Die jüngste Bauzeichnung, die aktuell existiert, stammt deshalb aus den 1930er-Jahren. Jüngster Bestandteil des mittelalterlichen Baus ist das Schiff, das im 19. Jahrhundert neu aufgemauert wurde. Jetzt machte die Neogotik alles noch ein bisschen spitzer: „Wir finden im Schiff die für das 19. Jahrhundert typischen Fenster“, sagt Sigrid
Hagenguth, eine versierte Kirchenführerin. Damals wurde das Schiff auch schmaler – jeweils ein Meter ging zu den Seiten verloren. Dafür machten die Restauratoren des 19. Jahrhunderts den Turm höher, ein Eingriff, der bei der Sanierung im 21. Jahrhundert korrigiert wurde. Inzwischen erklingt auch wieder ein dreistimmiges Glockengeläut vom Turm. Noch vor zehn Jahren herrschte hier Stille, weil die wertvolle Georgsglocke aus dem 14. Jahrhundert wegen einer Rissbildung nicht bewegt werden durfte.
Heute ist nicht nur der Glockenstuhl restauriert, mit dem Neuguss von zwei Glocken konnte das Geläut im vergangenen Jahr wieder komplettiert werden.

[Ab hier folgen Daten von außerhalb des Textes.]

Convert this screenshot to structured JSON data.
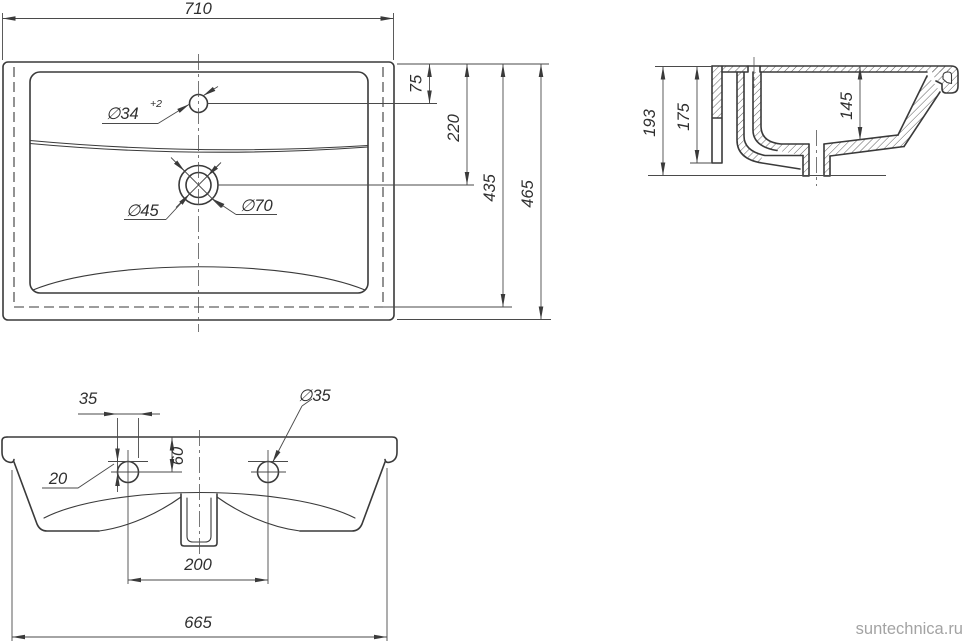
{
  "drawing": {
    "title": "washbasin-technical-drawing",
    "dims": {
      "tv_width": "710",
      "tv_faucet_offset": "75",
      "tv_drain_offset": "220",
      "tv_inner_depth": "435",
      "tv_depth": "465",
      "tv_faucet_hole": "∅34",
      "tv_faucet_tol": "+2",
      "tv_drain_inner": "∅45",
      "tv_drain_outer": "∅70",
      "sv_height": "193",
      "sv_back_height": "175",
      "sv_bowl_depth": "145",
      "fv_hole_width": "35",
      "fv_ledge_offset": "20",
      "fv_hole_top_offset": "60",
      "fv_hole_dia": "∅35",
      "fv_hole_spacing": "200",
      "fv_width": "665"
    },
    "watermark": "suntechnica.ru"
  }
}
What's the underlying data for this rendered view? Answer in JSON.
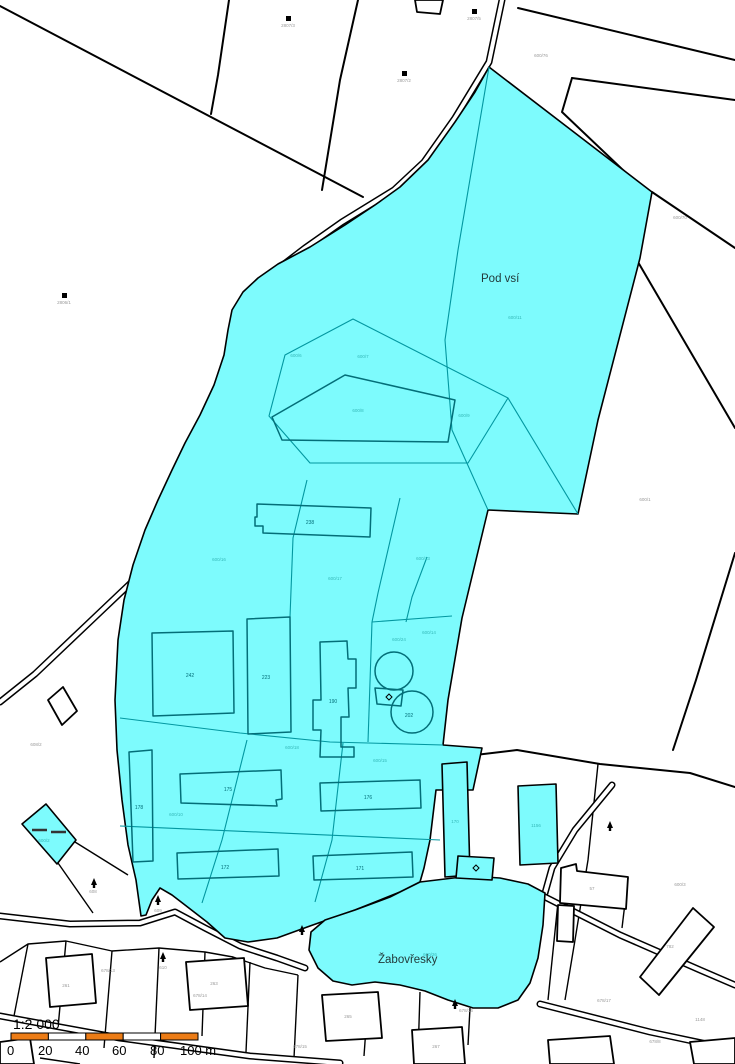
{
  "map": {
    "title": "cadastral-map",
    "region_labels": [
      {
        "text": "Pod vsí"
      },
      {
        "text": "Žabovřesky"
      }
    ],
    "parcel_labels": [
      {
        "text": "2807/3"
      },
      {
        "text": "2807/2"
      },
      {
        "text": "2807/5"
      },
      {
        "text": "600/76"
      },
      {
        "text": "600/1"
      },
      {
        "text": "2806/1"
      },
      {
        "text": "608"
      },
      {
        "text": "609"
      },
      {
        "text": "610"
      },
      {
        "text": "600/3"
      },
      {
        "text": "782"
      },
      {
        "text": "1148"
      },
      {
        "text": "678/8"
      },
      {
        "text": "678/13"
      },
      {
        "text": "678/14"
      },
      {
        "text": "678/15"
      },
      {
        "text": "678/16"
      },
      {
        "text": "678/17"
      },
      {
        "text": "261"
      },
      {
        "text": "263"
      },
      {
        "text": "265"
      },
      {
        "text": "267"
      },
      {
        "text": "57"
      },
      {
        "text": "608/2"
      },
      {
        "text": "600/70"
      },
      {
        "text": "600/11"
      },
      {
        "text": "600/6"
      },
      {
        "text": "600/7"
      },
      {
        "text": "600/8"
      },
      {
        "text": "600/9"
      },
      {
        "text": "600/16"
      },
      {
        "text": "600/17"
      },
      {
        "text": "600/13"
      },
      {
        "text": "600/14"
      },
      {
        "text": "600/18"
      },
      {
        "text": "600/10"
      },
      {
        "text": "600/15"
      },
      {
        "text": "600/24"
      },
      {
        "text": "600/26"
      },
      {
        "text": "600/2"
      },
      {
        "text": "1156"
      },
      {
        "text": "170"
      },
      {
        "text": "238"
      },
      {
        "text": "242"
      },
      {
        "text": "223"
      },
      {
        "text": "190"
      },
      {
        "text": "202"
      },
      {
        "text": "178"
      },
      {
        "text": "175"
      },
      {
        "text": "176"
      },
      {
        "text": "172"
      },
      {
        "text": "171"
      }
    ],
    "scalebar": {
      "ratio": "1:2 000",
      "ticks": [
        "0",
        "20",
        "40",
        "60",
        "80",
        "100 m"
      ]
    }
  },
  "colors": {
    "background": "#FFFFFF",
    "highlight_fill": "#7DFBFD",
    "inner_line": "#0397A0",
    "building_line": "#036E78",
    "outline": "#000000",
    "scalebar_orange": "#EC7C16",
    "label_inside": "#35b8b8",
    "label_outside": "#999999",
    "region_label": "#223a3a"
  }
}
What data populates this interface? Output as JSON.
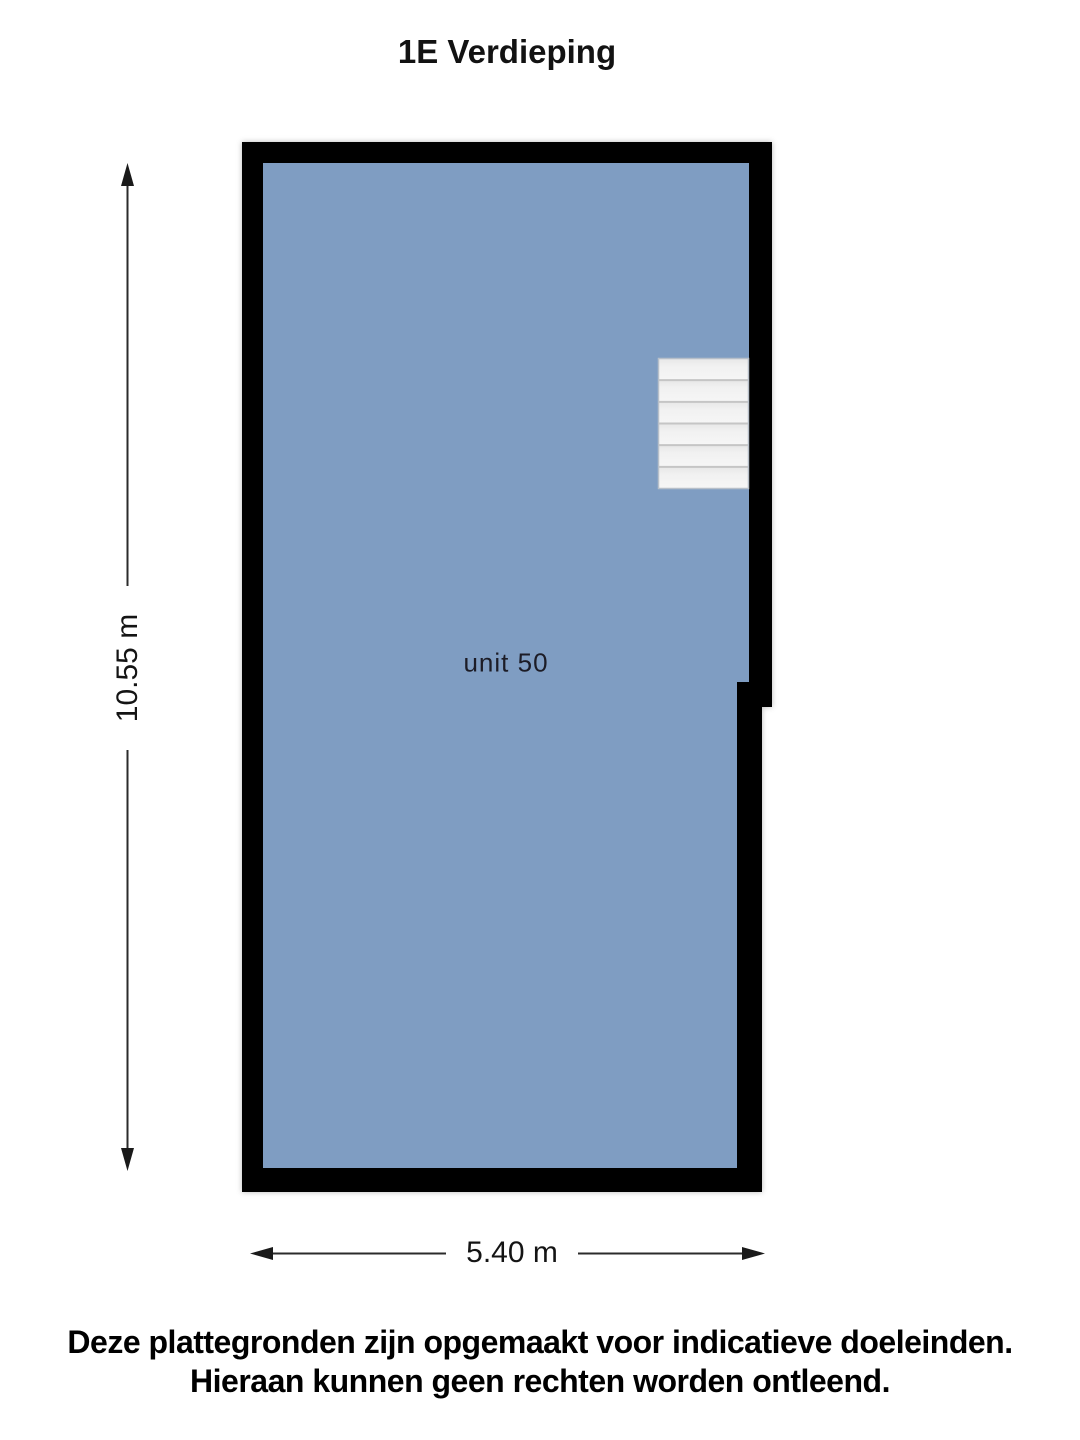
{
  "title": "1E Verdieping",
  "floor_plan": {
    "room_label": "unit 50",
    "dimensions": {
      "height_label": "10.55 m",
      "width_label": "5.40 m"
    },
    "stairs_steps": 6,
    "colors": {
      "room_fill": "#7f9dc2",
      "wall": "#000000",
      "stairs_fill_top": "#e7e7e7",
      "stairs_fill_bottom": "#f6f6f6",
      "stairs_separator": "#c5c5c5"
    }
  },
  "disclaimer": {
    "line1": "Deze plattegronden zijn opgemaakt voor indicatieve doeleinden.",
    "line2": "Hieraan kunnen geen rechten worden ontleend."
  }
}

Und fast könnten die schwingenden Glocken symbolisch für die Bewegung stehen, die in den zurückliegenden Jahren in die Kirch Stücker Kirche gekommen ist: Der Turmraum kann für Versammlungen genutzt werden, durch eine Glastür fällt der Blick dabei ins wunderbar sanierte Innere des Gotteshauses. Dort ist mit einem Podest vor dem Altar ein Bühnenraum entstanden, der einer weiteren Funktion Rechnung
trägt: Als plattdeutsches kirchliches Zentrum gibt das Gotteshaus der plattdeutschen Sprache besonderen Raum, zu den plattdeutschen Gottesdiensten kommen zahlreiche weitere Veranstaltungen.